O mundo da política

Quando nos deparamos com o mundo político, o concreto da política, nos dar a entender que existem diferenças entre política, ser político e fazer política. Se não vejamos: Política é uma ciência, é arte, é o meio de se fazer o bem comum, de cuidar, de promover a felicidade humana, de preservar o planeta. No entanto a política é entendida pelo senso comum, apenas como um processo eleitoral para eleger pessoas com os seus devidos cargos, de: Presidente, Governador, Prefeito, Senador, Deputado, Vereador. O eleitor vota apenas para cumprir com sua obrigação com o Estado, que o obriga a ir votar. Mas tem outra categoria de eleitor que busca negociar o voto de forma individual, ou mesmo coletivo conforme o tamanho do seu grupo eleitoral. 

Ser político, na essência da palavra, é fazer valer os direitos dos cidadãos(ãs) e o dever do Estado, conforme prever a legislação, a constituição. É ter a capacidade de envolver a sociedade e envolver-se na defesa intransigente da justiça, da equidade, da fraternidade, ou seja, é viver a construção de um mundo justo. No senso comum, a política e o político são visto através da chamada politicagem, que corresponde às práticas exercidas como forma de alguém "se dar bem", de se aproveitar do poder para tirar proveito próprio, de desviar o papel do Estado, de promover políticas assistencialistas, tornando as pessoas dependentes do político. Esse tipo de político vê na política, o outro, como objeto que se transforma em voto, em mercadoria, é algo que pode dar lucro. Basta servir para elevá-lo ao poder, não importando os meios, o compromisso e muito menos a ideologia.
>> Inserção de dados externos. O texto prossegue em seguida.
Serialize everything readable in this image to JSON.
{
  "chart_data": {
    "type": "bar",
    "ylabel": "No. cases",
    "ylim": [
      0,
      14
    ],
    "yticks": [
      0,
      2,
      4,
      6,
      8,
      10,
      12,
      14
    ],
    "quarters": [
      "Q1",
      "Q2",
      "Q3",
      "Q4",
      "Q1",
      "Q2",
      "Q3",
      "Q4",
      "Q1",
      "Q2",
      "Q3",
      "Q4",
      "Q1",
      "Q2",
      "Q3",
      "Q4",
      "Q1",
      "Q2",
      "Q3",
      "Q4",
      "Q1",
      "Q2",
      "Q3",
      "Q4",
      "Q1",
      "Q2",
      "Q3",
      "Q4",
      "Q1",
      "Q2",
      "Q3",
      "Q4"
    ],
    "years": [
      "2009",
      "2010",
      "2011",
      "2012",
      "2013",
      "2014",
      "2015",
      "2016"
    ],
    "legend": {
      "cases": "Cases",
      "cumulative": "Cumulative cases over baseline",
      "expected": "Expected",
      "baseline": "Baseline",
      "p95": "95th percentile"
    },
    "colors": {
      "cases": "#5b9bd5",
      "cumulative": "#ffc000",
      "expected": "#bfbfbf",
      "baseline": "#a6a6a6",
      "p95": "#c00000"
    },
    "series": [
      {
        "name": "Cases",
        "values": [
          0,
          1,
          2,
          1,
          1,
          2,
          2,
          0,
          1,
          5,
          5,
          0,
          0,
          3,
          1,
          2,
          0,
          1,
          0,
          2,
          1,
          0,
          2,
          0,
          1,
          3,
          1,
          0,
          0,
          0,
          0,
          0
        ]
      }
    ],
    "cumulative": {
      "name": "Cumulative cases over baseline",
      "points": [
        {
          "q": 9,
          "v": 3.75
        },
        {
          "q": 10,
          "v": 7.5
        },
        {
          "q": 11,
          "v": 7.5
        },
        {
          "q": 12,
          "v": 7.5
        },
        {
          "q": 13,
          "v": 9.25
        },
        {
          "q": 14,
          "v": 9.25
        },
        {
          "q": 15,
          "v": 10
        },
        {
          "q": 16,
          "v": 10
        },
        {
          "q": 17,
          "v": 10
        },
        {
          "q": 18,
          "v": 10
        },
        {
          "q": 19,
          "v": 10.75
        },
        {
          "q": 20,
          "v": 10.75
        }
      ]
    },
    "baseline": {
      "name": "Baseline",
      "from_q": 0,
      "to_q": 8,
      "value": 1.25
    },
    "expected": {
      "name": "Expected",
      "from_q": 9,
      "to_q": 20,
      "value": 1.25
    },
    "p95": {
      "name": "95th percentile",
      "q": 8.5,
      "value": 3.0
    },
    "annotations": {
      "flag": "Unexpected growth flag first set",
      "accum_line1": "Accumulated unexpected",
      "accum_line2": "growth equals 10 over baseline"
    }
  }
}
Fazer política exige de quem vai exercer um cargo ou mandato ter ética, compromisso, dignidade, honestidade e conhecimento do seu papel enquanto gestor. Portanto, fazer política, no modelo econômico capitalista, no estado burguês, a palavra honestidade é sinônimo de abestado. Nessa política, o ser político, faz política com "p" minúsculo, e utiliza a gestão pública para fazer corrupção, criar status, ter prestigio, ter poder, acumular riquezas, oprimir, ter influências. A política é feita como meio de gerar dependência, de alienar e alimentar currais eleitorais, de exercer o assistencialismo, a opressão e a exploração. A maneira de dar sustentação a essa política é manter o analfabetismo, o desemprego, falta de moradia, saúde, transporte, educação, reforma agrária. Nesse contexto, o grande questionamento que se faz, é que ambas as formas de se ver ou fazer política e exercer cargos, exige a presença do eleitor. É ele que leva o político ao poder. E quem é esse eleitor? É um eleitorado que apenas um pequeno índice tem convicção ideológica, é consciente, sabedor do seu dever, do dever do estado, do político, da função do político, da formação cidadã. 

Assim sendo, o processo eleitoral é utilizado através dos diversos meios para se chegar ao poder, ele vai variando conforme cada indivíduo, uns compram votos com moeda, os que estão no poder usam a máquina pública para fazer currais eleitorais, outros usam o poder do convencimento pessoal, coletivo e/ou ideológico. O certo é que, através do voto, sem dinheiro, dificilmente o político honesto chega ao poder. O eleitorado é viciado, tanto no campo, quanto nas cidades. E isso é o que facilita a classe dominante fazer suas investidas e perpetuar no poder, seja no executivo, ou legislativo.